Der bisherige Verlauf des Projekt im Bezug auf den Kontakt, den Austausch zur Nehmerin beläuft sich auf einige wenige Emailverläufe. Das heißt, erst einmal habe ich etwas zur Verfügung gestellt, ohne weitere Ansprüche darauf. Zugegebenermaßen hat mich das im Verlauf des Projekts begonnen nervös zu machen, nachdenklich gestimmt bezüglich meines impulsiven Gebertums, ob das klug, sinnvoll war oder doch leichtsinnig, unüberlegt? Ob es stimmt, dass ich keine Erwartungen und Ansprüche habe? Und die Frage: was ich davon eigentlich will, was ich mir davon verspreche...

In diesen Gedanken versuche ich meine erste Unbekümmertheit beizubehalten, loszulassen und es als einen weiteren Prozess zu sehen, in dem ich offen bleibe, für das was kommt oder eben auch nicht kommt.

WELCHE HOFFNUNGEN SETZT DU INSBESONDERE IM TANZJAHR 2016 IN DIE KUNST DES TANZES UND DER CHOREOGRAPHIE? 

Für mich ist der Kontakt zum Körper etwas Wesentliches in unserer heutigen Gesellschaft, tatsächlich etwas Politisches.
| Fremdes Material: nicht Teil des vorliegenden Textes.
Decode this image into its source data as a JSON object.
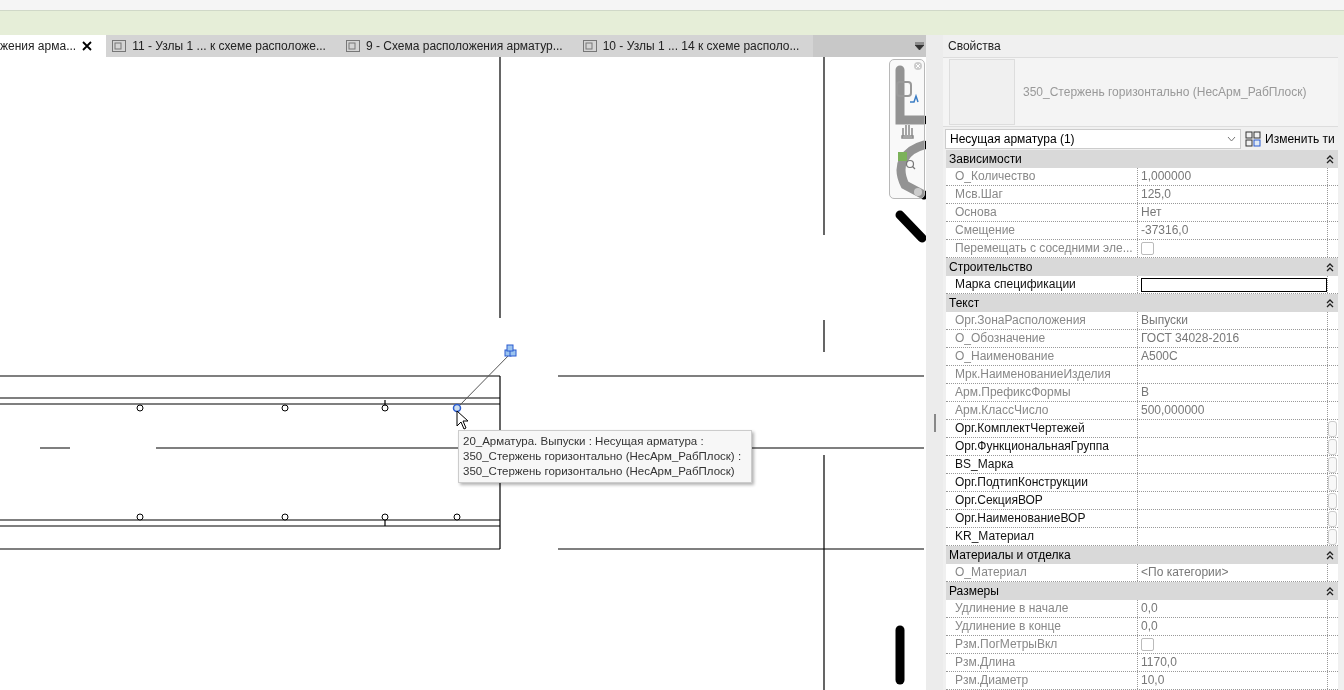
{
  "tabs": [
    {
      "label": "жения арма...",
      "selected": true,
      "closable": true
    },
    {
      "label": "11 - Узлы 1 ... к схеме расположе...",
      "selected": false,
      "closable": false
    },
    {
      "label": "9 - Схема расположения арматур...",
      "selected": false,
      "closable": false
    },
    {
      "label": "10 - Узлы 1 ... 14 к схеме располо...",
      "selected": false,
      "closable": false
    }
  ],
  "tooltip": [
    "20_Арматура. Выпуски : Несущая арматура :",
    "350_Стержень горизонтально (НесАрм_РабПлоск) :",
    "350_Стержень горизонтально (НесАрм_РабПлоск)"
  ],
  "properties": {
    "title": "Свойства",
    "type_name": "350_Стержень горизонтально (НесАрм_РабПлоск)",
    "selector": "Несущая арматура (1)",
    "edit_type": "Изменить ти",
    "groups": [
      {
        "title": "Зависимости",
        "expanded": true,
        "rows": [
          {
            "kind": "text",
            "label": "О_Количество",
            "value": "1,000000",
            "editable": false
          },
          {
            "kind": "text",
            "label": "Мсв.Шаг",
            "value": "125,0",
            "editable": false
          },
          {
            "kind": "text",
            "label": "Основа",
            "value": "Нет",
            "editable": false
          },
          {
            "kind": "text",
            "label": "Смещение",
            "value": "-37316,0",
            "editable": false
          },
          {
            "kind": "checkbox",
            "label": "Перемещать с соседними эле...",
            "checked": false,
            "editable": false
          }
        ]
      },
      {
        "title": "Строительство",
        "expanded": true,
        "rows": [
          {
            "kind": "input",
            "label": "Марка спецификации",
            "editable": true
          }
        ]
      },
      {
        "title": "Текст",
        "expanded": true,
        "rows": [
          {
            "kind": "text",
            "label": "Орг.ЗонаРасположения",
            "value": "Выпуски",
            "editable": false
          },
          {
            "kind": "text",
            "label": "О_Обозначение",
            "value": "ГОСТ 34028-2016",
            "editable": false
          },
          {
            "kind": "text",
            "label": "О_Наименование",
            "value": "А500С",
            "editable": false
          },
          {
            "kind": "text",
            "label": "Мрк.НаименованиеИзделия",
            "editable": false
          },
          {
            "kind": "text",
            "label": "Арм.ПрефиксФормы",
            "value": "В",
            "editable": false
          },
          {
            "kind": "text",
            "label": "Арм.КлассЧисло",
            "value": "500,000000",
            "editable": false
          },
          {
            "kind": "text",
            "label": "Орг.КомплектЧертежей",
            "editable": true
          },
          {
            "kind": "text",
            "label": "Орг.ФункциональнаяГруппа",
            "editable": true
          },
          {
            "kind": "text",
            "label": "BS_Марка",
            "editable": true
          },
          {
            "kind": "text",
            "label": "Орг.ПодтипКонструкции",
            "editable": true
          },
          {
            "kind": "text",
            "label": "Орг.СекцияВОР",
            "editable": true
          },
          {
            "kind": "text",
            "label": "Орг.НаименованиеВОР",
            "editable": true
          },
          {
            "kind": "text",
            "label": "KR_Материал",
            "editable": true
          }
        ]
      },
      {
        "title": "Материалы и отделка",
        "expanded": true,
        "rows": [
          {
            "kind": "text",
            "label": "О_Материал",
            "value": "<По категории>",
            "editable": false
          }
        ]
      },
      {
        "title": "Размеры",
        "expanded": true,
        "rows": [
          {
            "kind": "text",
            "label": "Удлинение в начале",
            "value": "0,0",
            "editable": false
          },
          {
            "kind": "text",
            "label": "Удлинение в конце",
            "value": "0,0",
            "editable": false
          },
          {
            "kind": "checkbox",
            "label": "Рзм.ПогМетрыВкл",
            "checked": false,
            "editable": false
          },
          {
            "kind": "text",
            "label": "Рзм.Длина",
            "value": "1170,0",
            "editable": false
          },
          {
            "kind": "text",
            "label": "Рзм.Диаметр",
            "value": "10,0",
            "editable": false
          }
        ]
      }
    ]
  }
}
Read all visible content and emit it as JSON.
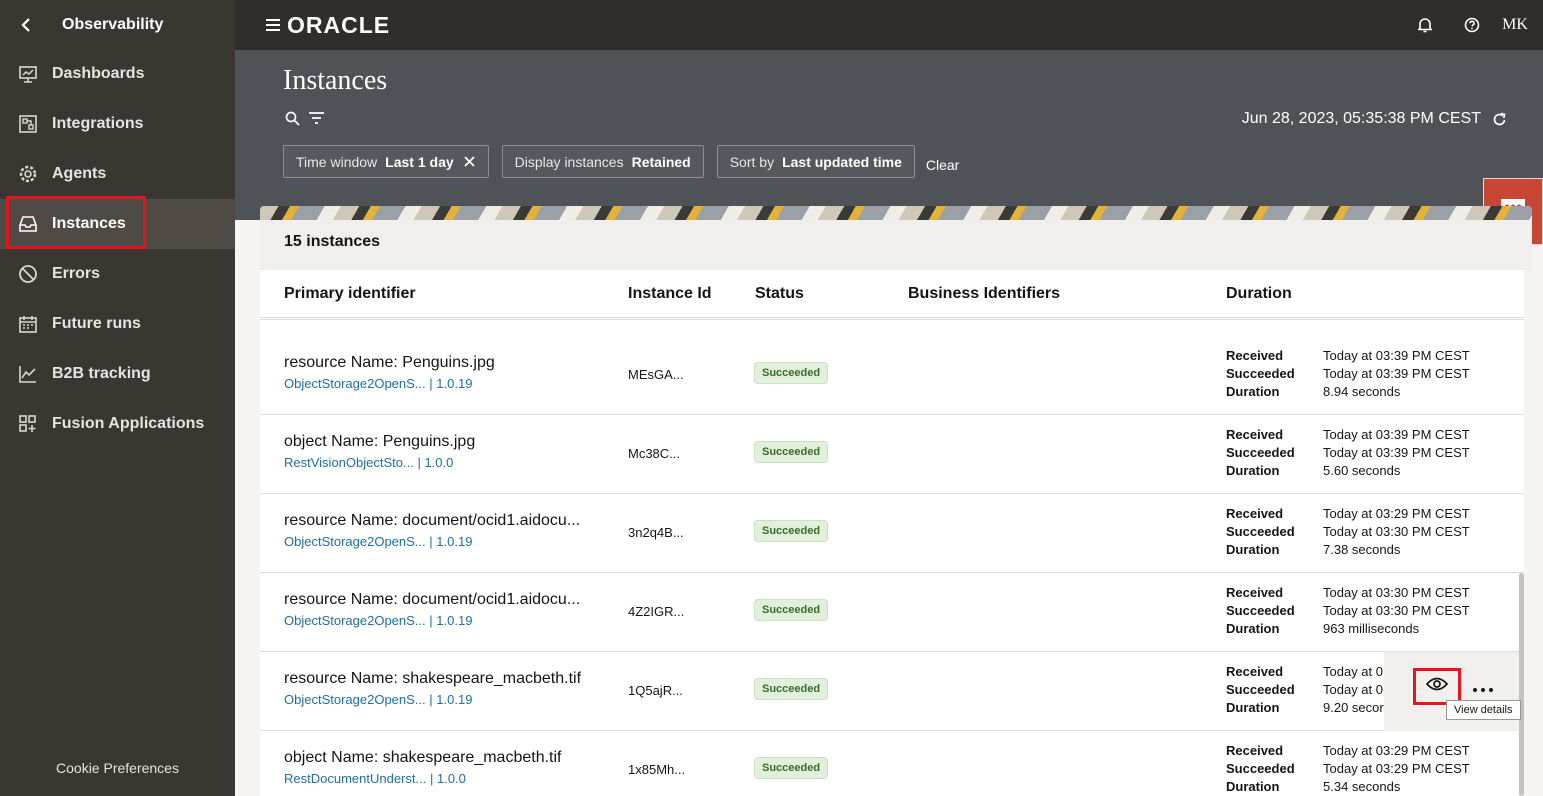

Es gibt Momente in einer Berührung mit einem anderen Menschen oder in einem Moment am Boden, in dem ich bei mir bin und denke: "mehr braucht es nicht…alles in Ordnung." Wenn ich das versuche auf unsere Weltsituation zu übertragen, dann geht das nicht. Aber ich glaube es gibt etwas Heilsames im Kontakt mit anderen Menschen und im Kontakt zum Körper. Ich möchte fragen, kann so viel Grauen passieren, wenn wir miteinander in einem guten Kontakt sind? Und im nächsten Moment klingt die Frage albern. Die Blase, Tanz zu schaffen, Choreographie zu schaffen, sich mit dem Körper zu beschäftigen, kann unglaublich klein sein, aber wenn ich es größer denke, dann kann Tanz unsere Aufmerksamkeit und Achtsamkeit verändern, indem ich Situationen Gewicht verleihe, Verletzlichkeit sichtbar mache. So kann ich eine Arbeit wie die PAPIERDIALOGE in einer Zeit wie der unseren heute verankern. Ich bin dankbar, mich mit der Materie beschäftigen zu dürfen.

WAS MACHST DU NACH DEM TANZEN UND KUNST MACHEN?

Warum die Frage nach dem 'NACH'? Ich bin der Überzeugung, dass alles was ein Mensch tut, Folgen und Spuren hinterlässt. Daher würde ich nicht von einem NACH sprechen, sondern von Transformation von – nach – über.... Die Kunstform Tanz ist Teil meines Lebens, prägt mich, begleitet mich, egal was NACH ist oder kommt. Ich möchte Kunst nicht als ein VOR und NACH denken. Es ist für mich ein Sein, eine Einstellung. Wenn ich will, kann ich alles zu (Tanz-)Kunst erklären. Es gehört ein Denken und Handeln dazu.